There’s also, “Little Bit Down”. This usually comes before Bitch. This is where I’m unmotivated to do anything whatsoever. I want to lay on the couch all day every day. I’m not necessarily sad, but I’m definitely not happy. I beat myself up during this mood, because I feel guilty for being so unproductive and lazy. It sneaks up on me, and I don’t really recognize it as a mood, and part of a bipolar mood cycle.
I think that tracking my moods and trying to figure out patterns and triggers helps me to feel like I have some sort of control over what is happening to me emotionally. Obviously, I can’t actually control whether or not a mood cycle starts, but being even slightly aware of what is happening to me, when it’s happening, makes me feel less helpless. And less hopeless. If I can recognize that usually my “Little Bit Down” cycle lasts about three days, and it’s my bipolar disorder that is causing it, then I know what to expect. I feel less “crazy”, out of control, and guilty. I can say to myself, “Hold on, only a little bit longer. It’s not your fault.” I’ve talked to my husband about this, and explained to him that I needed him to remind me that I’m in a cycle, and it’s only temporary. I need to hear that I’m not lazy, and it’s not my fault. If I want to lay on the couch for a couple of days, then lay on the couch! It’s not the end of the world! Sometimes when you’re in the middle of your cycle, you don’t identify it as being in your cycle. You just think you suck.

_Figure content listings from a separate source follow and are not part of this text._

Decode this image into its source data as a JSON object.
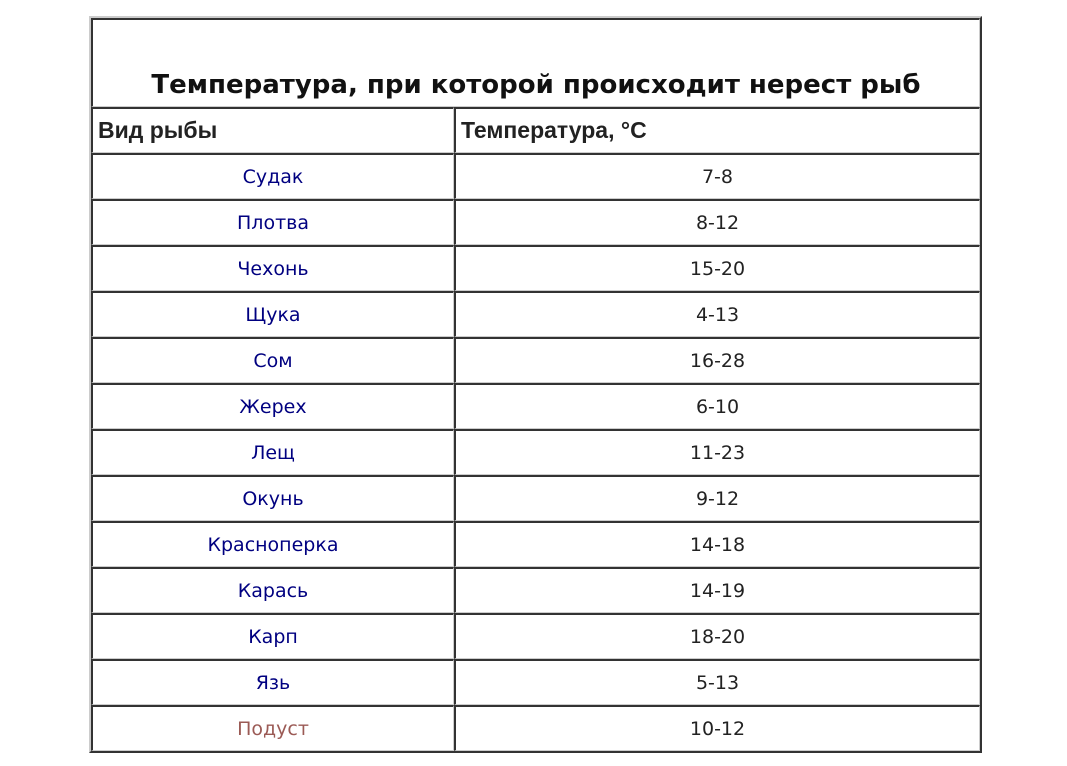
{
  "table": {
    "title": "Температура, при которой происходит нерест рыб",
    "headers": [
      "Вид рыбы",
      "Температура, °C"
    ],
    "rows": [
      {
        "fish": "Судак",
        "temp": "7-8",
        "visited": false
      },
      {
        "fish": "Плотва",
        "temp": "8-12",
        "visited": false
      },
      {
        "fish": "Чехонь",
        "temp": "15-20",
        "visited": false
      },
      {
        "fish": "Щука",
        "temp": "4-13",
        "visited": false
      },
      {
        "fish": "Сом",
        "temp": "16-28",
        "visited": false
      },
      {
        "fish": "Жерех",
        "temp": "6-10",
        "visited": false
      },
      {
        "fish": "Лещ",
        "temp": "11-23",
        "visited": false
      },
      {
        "fish": "Окунь",
        "temp": "9-12",
        "visited": false
      },
      {
        "fish": "Красноперка",
        "temp": "14-18",
        "visited": false
      },
      {
        "fish": "Карась",
        "temp": "14-19",
        "visited": false
      },
      {
        "fish": "Карп",
        "temp": "18-20",
        "visited": false
      },
      {
        "fish": "Язь",
        "temp": "5-13",
        "visited": false
      },
      {
        "fish": "Подуст",
        "temp": "10-12",
        "visited": true
      }
    ],
    "colors": {
      "link": "#000080",
      "visited_link": "#9b5a55"
    }
  }
}
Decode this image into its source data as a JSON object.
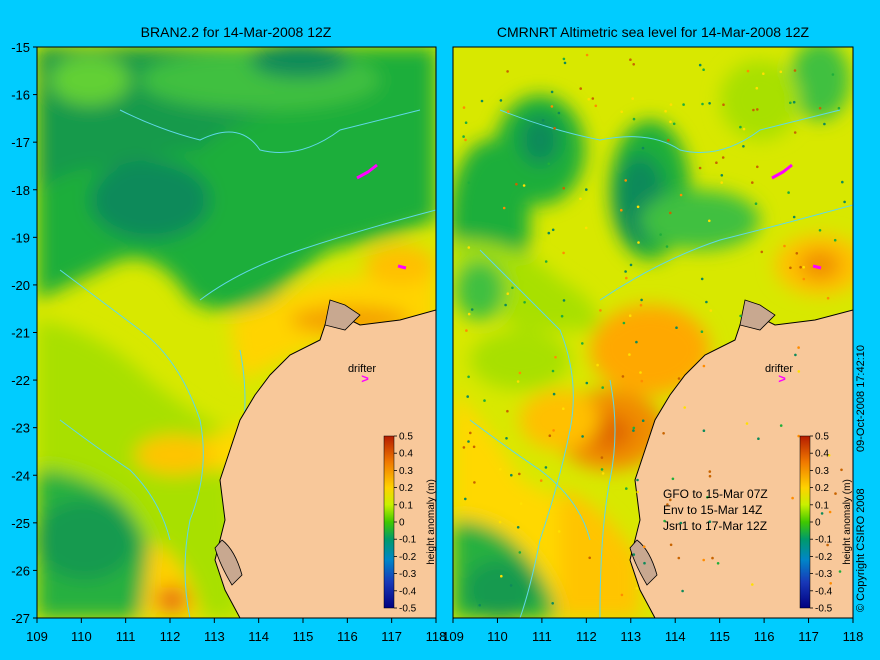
{
  "background_color": "#00ccff",
  "land_color": "#f8c89a",
  "coast_color": "#5fd8e8",
  "panels": [
    {
      "title": "BRAN2.2 for 14-Mar-2008 12Z",
      "drifter_label": "drifter",
      "notes": []
    },
    {
      "title": "CMRNRT Altimetric sea level  for 14-Mar-2008 12Z",
      "drifter_label": "drifter",
      "notes": [
        "GFO to 15-Mar 07Z",
        "Env to 15-Mar 14Z",
        "Jsn1 to 17-Mar 12Z"
      ]
    }
  ],
  "y_axis_ticks": [
    "-15",
    "-16",
    "-17",
    "-18",
    "-19",
    "-20",
    "-21",
    "-22",
    "-23",
    "-24",
    "-25",
    "-26",
    "-27"
  ],
  "x_axis_ticks": [
    "109",
    "110",
    "111",
    "112",
    "113",
    "114",
    "115",
    "116",
    "117",
    "118"
  ],
  "colorbar": {
    "label": "height anomaly (m)",
    "ticks": [
      "0.5",
      "0.4",
      "0.3",
      "0.2",
      "0.1",
      "0",
      "-0.1",
      "-0.2",
      "-0.3",
      "-0.4",
      "-0.5"
    ]
  },
  "copyright": "© Copyright CSIRO 2008",
  "timestamp": "09-Oct-2008 17:42:10"
}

Hopefully tracking my moods and triggers this way will help me manage my disorder a little better. Not surprisingly, I’m also a list maker and obsessive organizer. I could just be trying to neatly organize my cycles into neat little categories and lists because I’m just weird! If that’s the case, so be it. But I think I speak for a lot of people when I say I’ll do anything to feel better.